Зайченко и Пушных были ровесники и друзья. Жизнь, судьба их складывалась почти одинаково. Оба в милицию пришли в начале пятьдесят третьего, накануне знаменитой, печально-памятной амнистии. Оба буквально через три месяца службы были ранены, у обоих теперь на плечах полковничьи погоны и приближающаяся пенсия.

Пушных докладывал старшему по должности другу стоя. Его слушали Шатохин и Хромов.

Информация о Кортунове у начальника розыска собралась немалая.

Освободился Кортунов восемь месяцев назад. Живет в Калинине. Снимает флигель у пенсионеров. Работает на полставки фотографом на обувной фабрике, имеет патент на занятие индивидуальной трудовой деятельностью. Фотографирует приезжих, туристов на фоне городских достопримечательностей. Постоянного места съемок нет. Между индивидуальщиками конкуренция. Месяца два назад фотографировал у памятника купцу Афанасию Никитину. Теперь, по сведениям, в Березовой роще. Родители по-прежнему проживают в Вышнем Волочке, замужняя сестра – в Торжке. Относительно старшего брата. О нем Игорь Кортунов нигде, ни при каких случаях не упоминает, словно его и не было.

– Когда видели фотографа в последний раз? – спросил Зайченко.

– Как нам сообщили, в пятницу. А до этого долго не появлялся. Но на фабрике у него отпуск был. Фабрика старая, ежегодно на месяц закрывается на ремонт.

– Спортподготовка, знакомства?

– Пока неизвестно. Не давал повода справляться.

– Иконы?

– Тоже не был замечен.

– Так. – Зайченко сосредоточенно смотрел перед собой в одну точку на полированном столе. – Будем надеяться, Кортунов – кратчайший путь к автомату, про который нам с Виктором Петровичем чуть не каждый час…

Зайченко не стал продолжать при подчиненных, но в сказанном смысл угадывался яснее ясного: у полковников постоянно справляются, какие предпринимаются меры по розыску боевого скорострельного оружия.

– Лучшее – завязать знакомство с Кортуновым, – после короткого молчания продолжал Зайченко. – Но каким образом?

– Кортунов тщеславен, представляется при знакомстве не иначе как «фотохудожник». Не скрывает цели стать богатым. Можно сыграть на этом, – сказал Пушных.

– Можно, – согласился Зайченко. – Но как? Виктор Петрович, ты садись. А вы, майор, лейтенант, здесь не для кворума. Высказывайте свои соображения.

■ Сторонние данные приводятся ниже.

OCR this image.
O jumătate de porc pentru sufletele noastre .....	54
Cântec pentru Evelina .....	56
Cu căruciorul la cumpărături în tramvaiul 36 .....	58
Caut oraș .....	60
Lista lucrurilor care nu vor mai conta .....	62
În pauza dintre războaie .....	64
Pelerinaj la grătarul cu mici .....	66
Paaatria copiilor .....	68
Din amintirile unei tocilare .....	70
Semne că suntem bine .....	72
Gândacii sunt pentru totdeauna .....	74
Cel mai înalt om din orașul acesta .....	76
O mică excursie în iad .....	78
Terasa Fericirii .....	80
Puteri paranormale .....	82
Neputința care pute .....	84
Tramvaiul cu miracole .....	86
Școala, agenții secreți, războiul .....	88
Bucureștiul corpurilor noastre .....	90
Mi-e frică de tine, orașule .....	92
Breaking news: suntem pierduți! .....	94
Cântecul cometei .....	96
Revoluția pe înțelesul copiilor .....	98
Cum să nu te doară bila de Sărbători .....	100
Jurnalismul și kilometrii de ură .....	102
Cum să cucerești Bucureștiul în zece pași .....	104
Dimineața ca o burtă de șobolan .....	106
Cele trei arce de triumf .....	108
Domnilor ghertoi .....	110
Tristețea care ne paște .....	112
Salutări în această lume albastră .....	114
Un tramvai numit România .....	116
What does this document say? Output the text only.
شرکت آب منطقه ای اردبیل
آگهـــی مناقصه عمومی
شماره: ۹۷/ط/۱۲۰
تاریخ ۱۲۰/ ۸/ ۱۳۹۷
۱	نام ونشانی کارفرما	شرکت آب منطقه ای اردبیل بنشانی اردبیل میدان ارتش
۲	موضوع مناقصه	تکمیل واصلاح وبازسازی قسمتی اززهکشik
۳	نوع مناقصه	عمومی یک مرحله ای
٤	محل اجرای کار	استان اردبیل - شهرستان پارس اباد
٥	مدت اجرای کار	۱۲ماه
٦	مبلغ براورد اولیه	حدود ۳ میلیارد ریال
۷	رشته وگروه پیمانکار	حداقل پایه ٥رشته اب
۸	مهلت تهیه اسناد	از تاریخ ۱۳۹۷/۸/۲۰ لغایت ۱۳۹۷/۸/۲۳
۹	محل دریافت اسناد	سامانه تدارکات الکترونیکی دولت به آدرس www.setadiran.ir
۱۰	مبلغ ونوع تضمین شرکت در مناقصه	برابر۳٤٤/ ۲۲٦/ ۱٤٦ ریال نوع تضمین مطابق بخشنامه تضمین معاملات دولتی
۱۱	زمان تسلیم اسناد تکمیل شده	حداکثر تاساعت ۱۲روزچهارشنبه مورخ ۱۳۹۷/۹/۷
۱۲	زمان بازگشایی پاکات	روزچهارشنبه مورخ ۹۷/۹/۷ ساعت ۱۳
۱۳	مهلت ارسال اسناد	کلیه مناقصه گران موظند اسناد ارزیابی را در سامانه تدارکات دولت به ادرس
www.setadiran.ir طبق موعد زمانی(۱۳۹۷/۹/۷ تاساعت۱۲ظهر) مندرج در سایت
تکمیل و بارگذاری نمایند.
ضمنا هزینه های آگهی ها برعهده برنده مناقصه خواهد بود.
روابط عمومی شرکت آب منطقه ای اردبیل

– То, что снимает на улице, делает его доступным для знакомства, – сказал Шатохин.

– В определенной мере – да. А если многоуважаемый индивидуал Игорь Иннокентьевич сфотографирует, запишет координаты, возьмет деньги – и прощайте? Снова приходить сниматься?

– Всего не предусмотришь, – сказал Шатохин. – На месте по ситуации лучше действовать.

– Это не разговор, – не согласился Зайченко.

– Вообще, нужно четко определиться: кем, в каком качестве прийти к Кортунову, – сказал Пушных. – Как я понимаю его, человек он деловой, и ему интересны люди деловые. Из этого нужно исходить…

Секретарша вошла, положила на стол перед Пушных пакет с фотографиями, поверх – слайды в коробочке.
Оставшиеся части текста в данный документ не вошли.